The Long Consensus now under threat from a conservatism that champions a radical form of individualism is not some European import, a radical scheme aimed at undermining traditional American liberties. On the contrary, it is as deeply and profoundly American as Hamilton and Clay, Lincoln, Woodrow Wilson, and both Roosevelts.
The classic American balance was well described by FDR in his speech before the Commonwealth Club of San Francisco that was the most philosophical address of his 1932 campaign. If “we must restrict the operations of the speculator, the manipulator, even the financier,” Roosevelt declared, “I believe we must accept the restriction as needful, not to hamper individualism but to protect it [emphasis added].” Government’s responsibility, Roosevelt said, “is the maintenance of a balance, within which every individual may have a place if he will take it; in which every individual may find safety if he wishes it; in which every individual may attain such power as his ability permits, consistent with his assuming the accompanying responsibility.”

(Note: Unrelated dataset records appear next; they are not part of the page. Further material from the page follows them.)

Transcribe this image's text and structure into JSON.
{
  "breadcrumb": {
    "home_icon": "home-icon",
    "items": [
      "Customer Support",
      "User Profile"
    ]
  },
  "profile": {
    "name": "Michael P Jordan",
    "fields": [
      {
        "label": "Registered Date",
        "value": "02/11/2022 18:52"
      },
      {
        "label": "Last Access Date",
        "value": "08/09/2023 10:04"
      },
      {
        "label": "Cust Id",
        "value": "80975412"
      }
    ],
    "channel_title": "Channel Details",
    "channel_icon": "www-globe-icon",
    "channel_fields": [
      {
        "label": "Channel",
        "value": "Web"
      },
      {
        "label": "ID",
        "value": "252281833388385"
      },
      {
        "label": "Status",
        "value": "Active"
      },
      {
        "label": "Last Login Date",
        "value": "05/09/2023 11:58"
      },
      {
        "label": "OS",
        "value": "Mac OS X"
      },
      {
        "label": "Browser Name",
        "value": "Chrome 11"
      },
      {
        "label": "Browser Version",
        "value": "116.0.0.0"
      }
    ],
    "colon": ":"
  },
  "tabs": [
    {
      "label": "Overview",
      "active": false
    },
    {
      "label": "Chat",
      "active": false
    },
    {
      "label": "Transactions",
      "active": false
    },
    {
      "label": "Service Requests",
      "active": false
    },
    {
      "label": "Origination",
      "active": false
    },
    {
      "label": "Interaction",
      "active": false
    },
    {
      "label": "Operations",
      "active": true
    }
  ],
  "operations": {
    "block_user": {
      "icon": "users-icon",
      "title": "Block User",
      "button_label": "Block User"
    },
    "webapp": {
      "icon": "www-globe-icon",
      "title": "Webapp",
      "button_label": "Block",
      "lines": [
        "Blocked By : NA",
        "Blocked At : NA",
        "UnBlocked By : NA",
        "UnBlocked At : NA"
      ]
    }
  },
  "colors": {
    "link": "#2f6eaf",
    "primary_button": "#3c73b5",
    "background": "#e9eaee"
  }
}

That balance is what is at stake now.
Obama Discovers History
I confess that no one outside the Osawatomie Chamber of Commerce was as happy as I was last December when Obama chose to make the case for his own approach to governance by going to the Kansas town where Teddy Roosevelt delivered his 1910 New Nationalism speech. Having spent the previous two years working on a book about the progressive idea in American history, I couldn’t help but be cheered by the President’s eagerness to link himself to TR and the longer American story.
It was not the first time Obama had appealed to history. Ventura’s essay in Democracy had, in part, been inspired by a 2005 commencement address by Obama at Knox College in Galesburg, Illinois, in which he assailed “Social Darwinism” for “ignoring our history” and “our sense of mutual regard for each other, the idea that everybody has a stake in the country, that we are all in it together and everybody’s got a shot at opportunity.”